Wood is known for his intensely flat, almost collage-like paintings of a couple varieties of subject matter: athletes and pots. Both are drawn from his immediate environment. He likes sports, and his wife is a potter. There are more complex levels of mediation involved (the athletes come primarily from cards and printed images, and the pots are often depicted with images on their surfaces), but they are largely beside the point. Wood’s fascination with these vessels creates a bounded space within which to explore images and their processing in painting practice, as when landscapes appear on pots themselves situated within other landscapes.
Kusaka makes these and other pots. Her contributions to the exhibition are extremely well selected, with thematic units that offer up investigations of the qualities that make up her practice: near the entrance, a set of blue and white vessels looks at classical proportion and form; further in, small, monochromatic semi-spheres recall fruits in all the colors of the rainbow. Her triumph comes with a handful of larger urns in earth tones etched with dinosaurs, the renderings of which come directly from primary school science textbooks. There is something dynamic about the interplay between life and work here—nothing groundbreaking, but enough to build a practice on.

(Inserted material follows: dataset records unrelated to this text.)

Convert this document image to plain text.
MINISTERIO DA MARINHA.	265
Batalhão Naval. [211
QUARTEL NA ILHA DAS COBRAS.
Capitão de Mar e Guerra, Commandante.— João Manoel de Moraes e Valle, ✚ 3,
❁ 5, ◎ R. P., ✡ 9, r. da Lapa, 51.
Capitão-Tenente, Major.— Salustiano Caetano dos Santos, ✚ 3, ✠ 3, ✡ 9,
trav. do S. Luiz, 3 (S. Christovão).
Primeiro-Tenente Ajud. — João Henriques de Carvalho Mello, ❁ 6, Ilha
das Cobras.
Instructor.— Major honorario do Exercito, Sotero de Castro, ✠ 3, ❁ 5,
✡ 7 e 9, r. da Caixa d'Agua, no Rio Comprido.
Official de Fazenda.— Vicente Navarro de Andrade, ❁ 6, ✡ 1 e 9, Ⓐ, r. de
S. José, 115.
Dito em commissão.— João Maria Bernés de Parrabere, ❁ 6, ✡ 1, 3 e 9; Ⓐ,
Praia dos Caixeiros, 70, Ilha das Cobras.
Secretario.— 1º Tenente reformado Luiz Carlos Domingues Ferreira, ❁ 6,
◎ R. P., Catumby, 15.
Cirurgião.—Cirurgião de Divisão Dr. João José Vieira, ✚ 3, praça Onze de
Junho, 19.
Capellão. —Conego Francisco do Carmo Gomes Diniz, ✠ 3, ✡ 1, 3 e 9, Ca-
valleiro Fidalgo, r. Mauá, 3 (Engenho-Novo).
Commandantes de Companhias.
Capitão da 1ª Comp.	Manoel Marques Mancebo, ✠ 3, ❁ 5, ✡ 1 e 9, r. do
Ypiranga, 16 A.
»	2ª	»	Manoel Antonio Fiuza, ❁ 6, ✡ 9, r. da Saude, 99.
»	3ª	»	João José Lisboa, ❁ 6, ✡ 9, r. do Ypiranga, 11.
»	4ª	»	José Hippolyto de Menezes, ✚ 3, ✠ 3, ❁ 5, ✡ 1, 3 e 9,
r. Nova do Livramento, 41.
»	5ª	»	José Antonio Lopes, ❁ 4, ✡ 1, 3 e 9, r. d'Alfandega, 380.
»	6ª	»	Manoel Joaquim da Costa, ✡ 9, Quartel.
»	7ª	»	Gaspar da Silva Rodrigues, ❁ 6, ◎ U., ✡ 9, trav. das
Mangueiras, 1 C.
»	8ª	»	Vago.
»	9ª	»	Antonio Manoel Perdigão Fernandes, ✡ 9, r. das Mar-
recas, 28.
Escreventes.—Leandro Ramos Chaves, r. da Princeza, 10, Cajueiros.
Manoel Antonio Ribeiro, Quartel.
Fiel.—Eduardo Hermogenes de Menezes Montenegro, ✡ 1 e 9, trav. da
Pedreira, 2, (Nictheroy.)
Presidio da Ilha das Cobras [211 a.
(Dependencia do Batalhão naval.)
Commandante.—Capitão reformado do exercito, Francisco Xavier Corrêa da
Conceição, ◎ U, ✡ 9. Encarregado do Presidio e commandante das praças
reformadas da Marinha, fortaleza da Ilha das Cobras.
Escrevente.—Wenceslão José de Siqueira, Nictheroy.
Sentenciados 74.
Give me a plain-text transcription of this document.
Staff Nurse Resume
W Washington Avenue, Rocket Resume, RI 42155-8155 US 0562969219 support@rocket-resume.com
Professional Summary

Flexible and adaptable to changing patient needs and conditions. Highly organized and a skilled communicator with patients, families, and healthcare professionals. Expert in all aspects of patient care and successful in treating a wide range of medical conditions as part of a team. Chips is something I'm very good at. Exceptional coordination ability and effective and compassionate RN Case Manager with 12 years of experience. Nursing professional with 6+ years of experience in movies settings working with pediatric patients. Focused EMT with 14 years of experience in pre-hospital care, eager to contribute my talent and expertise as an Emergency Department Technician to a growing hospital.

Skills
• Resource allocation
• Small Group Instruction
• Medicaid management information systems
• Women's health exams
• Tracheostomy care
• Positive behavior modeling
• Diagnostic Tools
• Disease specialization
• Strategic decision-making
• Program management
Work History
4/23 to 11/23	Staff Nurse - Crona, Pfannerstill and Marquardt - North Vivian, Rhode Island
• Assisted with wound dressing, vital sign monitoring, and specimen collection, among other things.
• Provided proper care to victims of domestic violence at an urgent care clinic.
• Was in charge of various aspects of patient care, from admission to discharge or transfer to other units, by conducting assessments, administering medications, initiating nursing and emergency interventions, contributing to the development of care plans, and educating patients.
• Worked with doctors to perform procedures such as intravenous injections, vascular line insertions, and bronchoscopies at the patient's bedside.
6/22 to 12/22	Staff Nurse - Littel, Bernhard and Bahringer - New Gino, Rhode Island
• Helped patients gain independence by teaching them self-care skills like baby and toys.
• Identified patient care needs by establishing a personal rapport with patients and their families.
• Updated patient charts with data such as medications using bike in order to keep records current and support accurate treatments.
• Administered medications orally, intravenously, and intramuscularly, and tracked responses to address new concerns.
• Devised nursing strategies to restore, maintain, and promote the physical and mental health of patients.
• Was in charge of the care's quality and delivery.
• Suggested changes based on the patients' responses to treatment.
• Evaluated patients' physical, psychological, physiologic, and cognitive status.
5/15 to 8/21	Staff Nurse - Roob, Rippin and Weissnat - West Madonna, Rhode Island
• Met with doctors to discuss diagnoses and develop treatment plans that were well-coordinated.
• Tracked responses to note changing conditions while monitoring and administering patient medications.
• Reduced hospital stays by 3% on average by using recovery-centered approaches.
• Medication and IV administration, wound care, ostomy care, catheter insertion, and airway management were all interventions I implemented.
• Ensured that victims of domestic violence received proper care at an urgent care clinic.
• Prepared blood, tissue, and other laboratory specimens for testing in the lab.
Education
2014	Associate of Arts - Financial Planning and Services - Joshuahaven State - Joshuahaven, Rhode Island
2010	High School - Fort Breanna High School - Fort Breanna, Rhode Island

What is fascinating is the incessant back and forth between these two artists; Wood began by painting Kusaka’s ceramics, which have also evolved over time in response to his painting. It is exciting to see both streams together here, albeit somewhat disorienting to see so many objects that are clearly the product of a particularly situated life displace to Hong Kong. There is something in this about the role that Hong Kong is beginning to play in the global art ecology—itself a vessel intended to absorb the restructurings of an art world that does not yet know quite what to do with it.